Cloud Data Privacy and Security Challenges Part 4: Cloud Data Privacy and Security Challenges
A closer review of the comparison of the three laws reveals some inherent challenges associated with data protection and data privacy compliance, such as:
Explosion of Data Privacy Laws
Governments are taking data privacy rights seriously, leading to a proliferation of initiatives to define, approve, and enact data privacy laws. Each new initiative can benefit from the availability of the texts of existing laws (such as GDPR) that may influence how the jurisdiction’s law is drafted. However, the sheer number of laws creates a challenge for compliance, especially when the business needs to keep track of the data, contexts, jurisdictions, locations, and scenarios in which data security and privacy need to be enforced according to each law. An example of this complication is differentiating between which consumers are covered and in which circumstances. In some cases, the residency status of the data subject is relevant. For example, a California consumer’s data is subject to protection by the CCPA, but not by Virginia’s data privacy law. In other cases, the types of data collected that are protected. For example, CCPA enumerates a variety of types of data that are protected, while the Virginia law specifies “information that is linked or reasonably linkable to an identified or identifiable natural person.”
Variation in Definitions
These laws share intent to empower an individual with respect to protecting an individual’s private information, but even slight variations in definition among the different laws can complicate efforts to categorize a data set’s sensitivity classification as well as implementing data access controls. On example is the definitions of organizations that are subject to compliance. For example, CCPA defines “sale” of data as “selling, renting, releasing, disclosing, disseminating, making available, transferring, or otherwise communicating orally, in writing, or by electronic or other means a consumer’s personal information for monetary or other valuable consideration.” VDCPA defines “sale” of data as “the exchange of personal data for monetary consideration by the controller to a third party.” In other words, the contexts for covered actions will differ based on the definitions. This means that the business may need to customize their governing policies according to the specific definitions provided in the different source laws. Consequently, it also means that organizations must configure their environments to operationally differentiate between compliance requirements depending on the characteristics of the transactions.
Managing Exemptions
All these laws describe scenarios in which the data protections are exempted or overruled such as for law enforcement or assurance against suppression of press freedom. At the same time, in most cases personal data can be used for the performance of a contract or compliance with a legal obligation, which both may come into play when a business provides customer support or honors a warranty for a purchased product. This means that literal interpretations of what is in the law (such as the “right to be deleted”) might not be adequate for correct implementation. The intent may be to allow the consumer to have personal data “deleted” to prevent its use for targeted marketing. But supporting the exempted scenarios suggests that deletion be effected through some means (such as encryption) that is reversible under the appropriate circumstances.

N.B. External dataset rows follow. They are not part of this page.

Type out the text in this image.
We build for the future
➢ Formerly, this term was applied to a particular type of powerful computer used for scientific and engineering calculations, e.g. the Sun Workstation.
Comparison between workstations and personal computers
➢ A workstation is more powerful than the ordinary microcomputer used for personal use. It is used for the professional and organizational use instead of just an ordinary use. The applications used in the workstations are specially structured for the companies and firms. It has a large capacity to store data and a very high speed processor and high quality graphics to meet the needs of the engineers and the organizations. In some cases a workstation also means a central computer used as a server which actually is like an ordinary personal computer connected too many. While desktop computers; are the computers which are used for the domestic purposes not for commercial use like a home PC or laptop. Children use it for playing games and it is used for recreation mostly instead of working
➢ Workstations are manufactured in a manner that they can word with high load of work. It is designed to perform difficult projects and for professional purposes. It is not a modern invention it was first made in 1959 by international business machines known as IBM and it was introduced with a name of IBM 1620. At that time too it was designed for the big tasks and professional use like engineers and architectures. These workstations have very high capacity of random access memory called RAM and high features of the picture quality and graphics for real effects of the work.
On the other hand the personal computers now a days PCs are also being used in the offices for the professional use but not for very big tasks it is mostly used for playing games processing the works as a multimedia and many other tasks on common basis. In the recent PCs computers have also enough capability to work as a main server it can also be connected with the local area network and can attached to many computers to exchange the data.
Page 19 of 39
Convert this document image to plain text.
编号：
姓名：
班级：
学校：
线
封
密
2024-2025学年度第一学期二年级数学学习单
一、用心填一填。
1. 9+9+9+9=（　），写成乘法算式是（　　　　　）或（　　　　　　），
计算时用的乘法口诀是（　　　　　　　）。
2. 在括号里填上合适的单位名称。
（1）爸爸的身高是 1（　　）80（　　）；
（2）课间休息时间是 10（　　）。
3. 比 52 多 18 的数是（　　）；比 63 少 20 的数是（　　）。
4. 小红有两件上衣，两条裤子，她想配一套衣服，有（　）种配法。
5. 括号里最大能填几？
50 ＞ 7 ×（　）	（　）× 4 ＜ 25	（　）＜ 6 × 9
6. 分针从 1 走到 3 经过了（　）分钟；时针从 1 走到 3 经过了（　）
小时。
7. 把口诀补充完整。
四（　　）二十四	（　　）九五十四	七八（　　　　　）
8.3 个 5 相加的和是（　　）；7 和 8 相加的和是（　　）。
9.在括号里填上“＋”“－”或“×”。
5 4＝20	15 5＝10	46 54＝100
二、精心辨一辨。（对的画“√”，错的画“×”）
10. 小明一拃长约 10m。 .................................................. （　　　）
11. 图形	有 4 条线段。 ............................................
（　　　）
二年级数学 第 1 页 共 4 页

Managing Data Subject Preferences
The organization must have a system/means for logging and managing each data consumer’s data protection preferences and ensuring that those preferences are observed. This implies managing an inventory of data subject preferences that can accommodate the specific rules for each source data privacy law along with the methods supporting each law’s consumer preference notification mode (i.e., opt-in vs. opt-out).
Conveyance of Obligations
Organizations that share data with third parties must convey the preferences of the data subjects whose data is being shared. In turn, data recipients would need to ensure that they acknowledge and will comply with all restrictions and consumer preferences. When one organization shares data with another, how does it communicate the consumer preferences associated with data privacy compliance? And how do you incorporate compliance with data obligations in a contract in an enforceable way?
Data Security is not the same as Data Protection
Despite organizations’ efforts at deploying perimeter security techniques to prevent data breaches, even the best firewalls can be breached by nefarious actors. Once that barrier has been crossed, though, any reachable data sets are subject to unauthorized access and use. This is complicated even more as companies migrate their data and applications to cloud data platforms.